Em 1968, foi convidado para ensinar na Escola de Altos Estudos em Ciências Sociais (EHESS), em Paris, onde criou, em 1985, o Centro de Pesquisas sobre o Brasil Contemporâneo. Sachs também trabalhou na organização da primeira Conferência de Meio Ambiente e Desenvolvimento da ONU, em 1972, em Estocolmo, Suécia, quando foi criado o Programa das Nações Unidas para o Meio Ambiente (PNUMA).
“Ele trabalhou intensamente no campo da economia do desenvolvimento e contribuiu fortemente para a evolução do conceito, que nasce na economia como simples crescimento econômico, de indicadores como o PIB, o nível de atividade econômico, o tamanho da economia”, explica Emílio Lèbre La Rovere, coordenador do Centro Clima da Coppe UFRJ, e integrante do painel do IPCC que ganhou o Nobel da Paz em 2007.

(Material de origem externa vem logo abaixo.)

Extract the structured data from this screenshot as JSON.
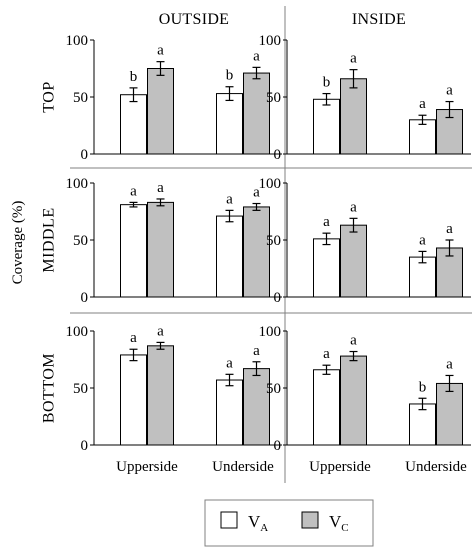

“Depois, tem toda uma contribuição com a Cepal (Comissão Econômica para a América Latina), Celso Furtado e os estruturalistas – Raul Prebisch -, no sentido de dizer que não era apenas crescimento, mas era também industrialização, modificação da estrutura da economia para um estágio mais avançado que simplesmente produzir bens primários, agrícolas e commodities”, continua La Rovere.
Ecodesenvolvimento
“Ele incorpora o conceito de ecodesenvolvimento, de desenvolvimento em harmonia com o meio ambiente. Ele foi consultor das Nações Unidas com extensa contribuição na América Latina, na Ásia. Trabalhou muito no Brasil, inclusive até recentemente. Foi consultor do Sebrae, Serviço Brasileiro de Apoio à pequena e média empresa. Essa contribuição, que mais tarde deu lugar a uma tradução em inglês para 'desenvolvimento sustentável' no relatório 'Nosso futuro comum', em 1986, de Gro Brundtland, foi seminal para mostrar a importância de se agregar a dimensão ambiental também na economia”, explica
Sérgio Pereira Leite, professor titular da Universidade Federal Rural do Rio de Janeiro, do Programa de Pós-graduação de Ciências Sociais em Desenvolvimento, Agricultura e Sociedade, conheceu Sachs na década de 1990. Ele ressalta a generosidade intelectual, o desprendimento com pesquisadores de vários países e a compreensão que ele tinha de diversas culturas
“Também destaco a capacidade dele de antever uma série de questões, problemas, assuntos que hoje estão à luz do dia e totalmente atuais, especialmente no campo da sociobiodiversidade, digamos assim, do desenvolvimento territorial, das questões relacionadas ao combate à luta contra a pobreza e a desigualdade”, destaca Leite, que também é coordenador do Observatório de Políticas Públicas para a Agricultura e membro da Academia da Agricultura da França.
Segurança alimentar
“Desde os anos 1970, Sachs produzia análises muito finas, muito complexas também sobre diferentes questões e particularmente sobre ecodesenvolvimento, antevendo uma situação dramática que atravessamos hoje com esses extremos climáticos e as mudanças e os impactos que eles têm acarretado”, acrescenta.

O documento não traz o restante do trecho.